Two of the Carracci family are thought to have painted this story: this painting of Salmacis and Hermaphroditus from around 1600 has been attributed to Ludovico Carracci, cousin of Annibale, and shows a more static scene which is perhaps more consistent with Ovid’s account.

In Francesco Albani’s Hermaphroditus and Salmacis (1630-40), the nymph has cast back her clothes and is on the point of launching into the water, in her pursuit of Hermaphroditus. The couple are set almost as far apart as his panoramic copper plate permits.

In Louis Finson’s Hermaphroditus and Salmacis (c 1600), Salmacis has almost thrown her body onto the young man. Although their bodies are anatomically conventional, Finson has given them faces which already appear to be converging on a single ungendered form. His splash and ripple effects are particularly realistic too.

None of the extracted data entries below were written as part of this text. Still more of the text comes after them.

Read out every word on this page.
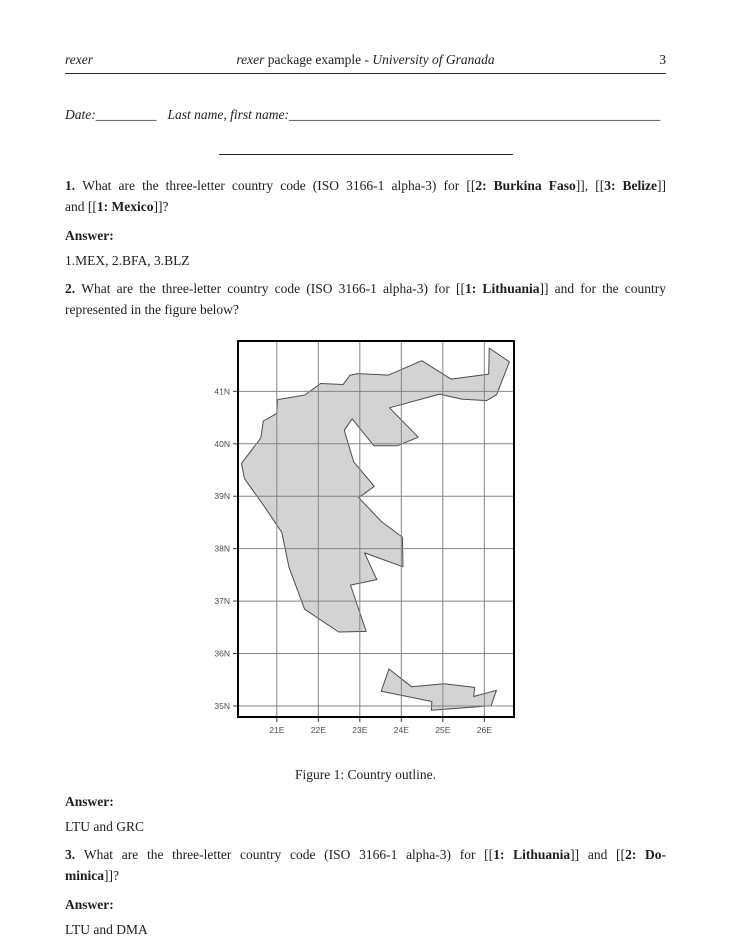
rexer	rexer package example - University of Granada	3
Date:_________ Last name, first name:_______________________________________________________
1. What are the three-letter country code (ISO 3166-1 alpha-3) for [[2: Burkina Faso]], [[3: Belize]]
and [[1: Mexico]]?
Answer:
1.MEX, 2.BFA, 3.BLZ
2. What are the three-letter country code (ISO 3166-1 alpha-3) for [[1: Lithuania]] and for the country
represented in the figure below?
21E	22E	23E	24E	25E	26E
41N
40N
39N
38N
37N
36N
35N
Figure 1: Country outline.
Answer:
LTU and GRC
3. What are the three-letter country code (ISO 3166-1 alpha-3) for [[1: Lithuania]] and [[2: Do-
minica]]?
Answer:
LTU and DMA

Jan Gossaert’s The Metamorphosis of Hermaphrodite and Salmacis (c 1517) shows the couple further into their final battle, Salmacis with a steely, almost angry, look of determination. He also uses multiplex narrative, in showing the union of their bodies taking place on the bank at the far left: at that stage they appear like Siamese twins, with two legs and two heads.

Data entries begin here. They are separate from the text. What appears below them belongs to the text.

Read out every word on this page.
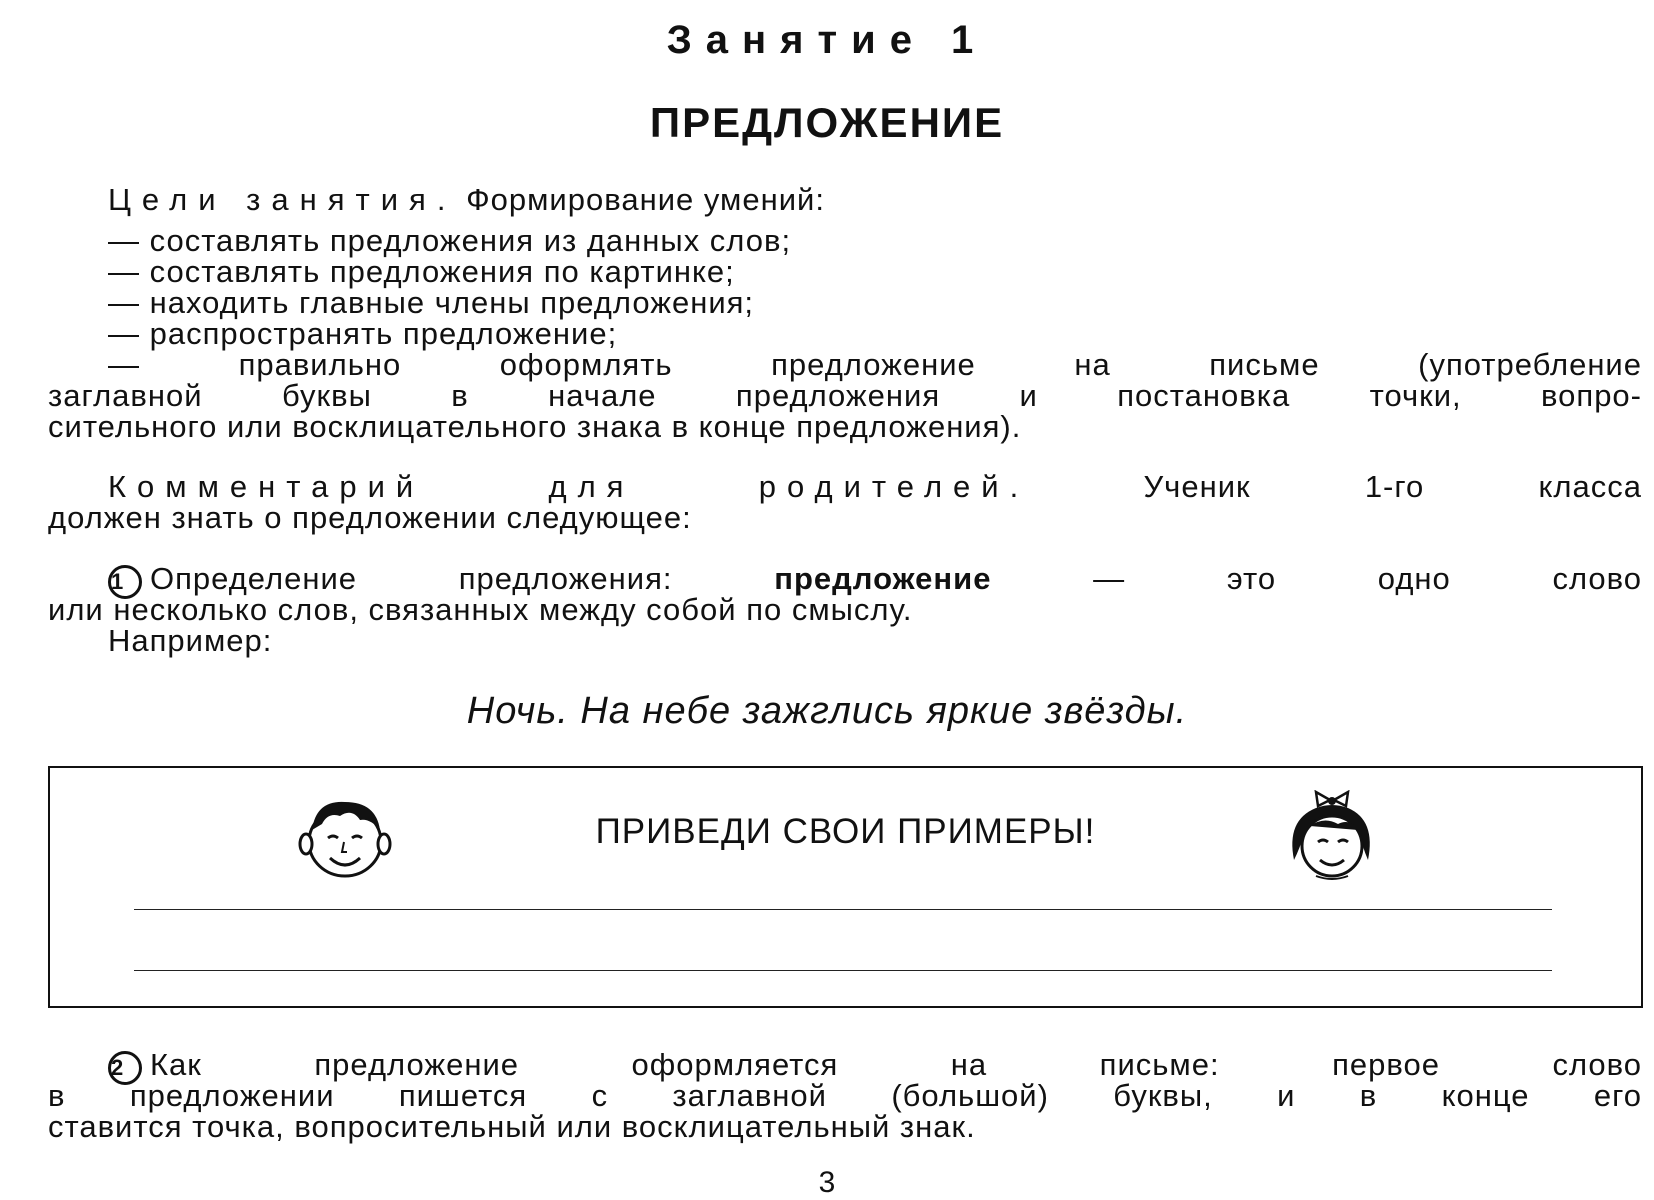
Занятие 1
ПРЕДЛОЖЕНИЕ
Цели занятия. Формирование умений:
— составлять предложения из данных слов;
— составлять предложения по картинке;
— находить главные члены предложения;
— распространять предложение;
— правильно оформлять предложение на письме (употребление
заглавной буквы в начале предложения и постановка точки, вопро-
сительного или восклицательного знака в конце предложения).
Комментарий для родителей.	Ученик 1-го класса
должен знать о предложении следующее:
1 Определение предложения:	предложение	— это одно слово
или несколько слов, связанных между собой по смыслу.
Например:
Ночь. На небе зажглись яркие звёзды.
ПРИВЕДИ СВОИ ПРИМЕРЫ!
2 Как предложение оформляется на письме: первое слово
в предложении пишется с заглавной (большой) буквы, и в конце его
ставится точка, вопросительный или восклицательный знак.
3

François-Joseph Navez prefers Salmacis in the role of seductress in his The Nymph Salmacis and Hermaphroditus (1829). With both her arms clasped around the body of Hermaphroditus, the nymph is looking straight at his eyes. He is pushing her away with the heel of his right hand, and looking askance, avoiding any eye contact.

Annibale Carracci’s fresco medallion on the ceiling of the Palazzo Farnese in Rome shows Salmacis and Hermaphroditus from about 1595, with the couple seen in a firm mutual embrace, and about to kiss. This deviates from Ovid’s account of the resistance of Hermaphroditus to the end, when their bodies became one.

Giovanni Carnovali remains more true to the text in his Salmacis and Hermaphroditus (1856): the nymph is intertwining her limbs around Hermaphroditus, who is still fighting her advances. Carnovali’s wonderful painterly style gives this a very dynamic feel which is in keeping with Ovid’s account, and like Finson he has already started to transform the face of Hermaphroditus.
These eight superb paintings each show an individual interpretation of this unusual myth. Although only Gossaert attempts an explicit depiction of the outcome of the transformation, on reflection I think that there is narrative strength in leaving the result to the imagination of the viewer.
The English translation of Ovid above is taken from Ovid. Metamorphoses. Tr. Brookes More. Boston. Cornhill Publishing Co. 1922, at Perseus. I am very grateful to Perseus at Tufts for this.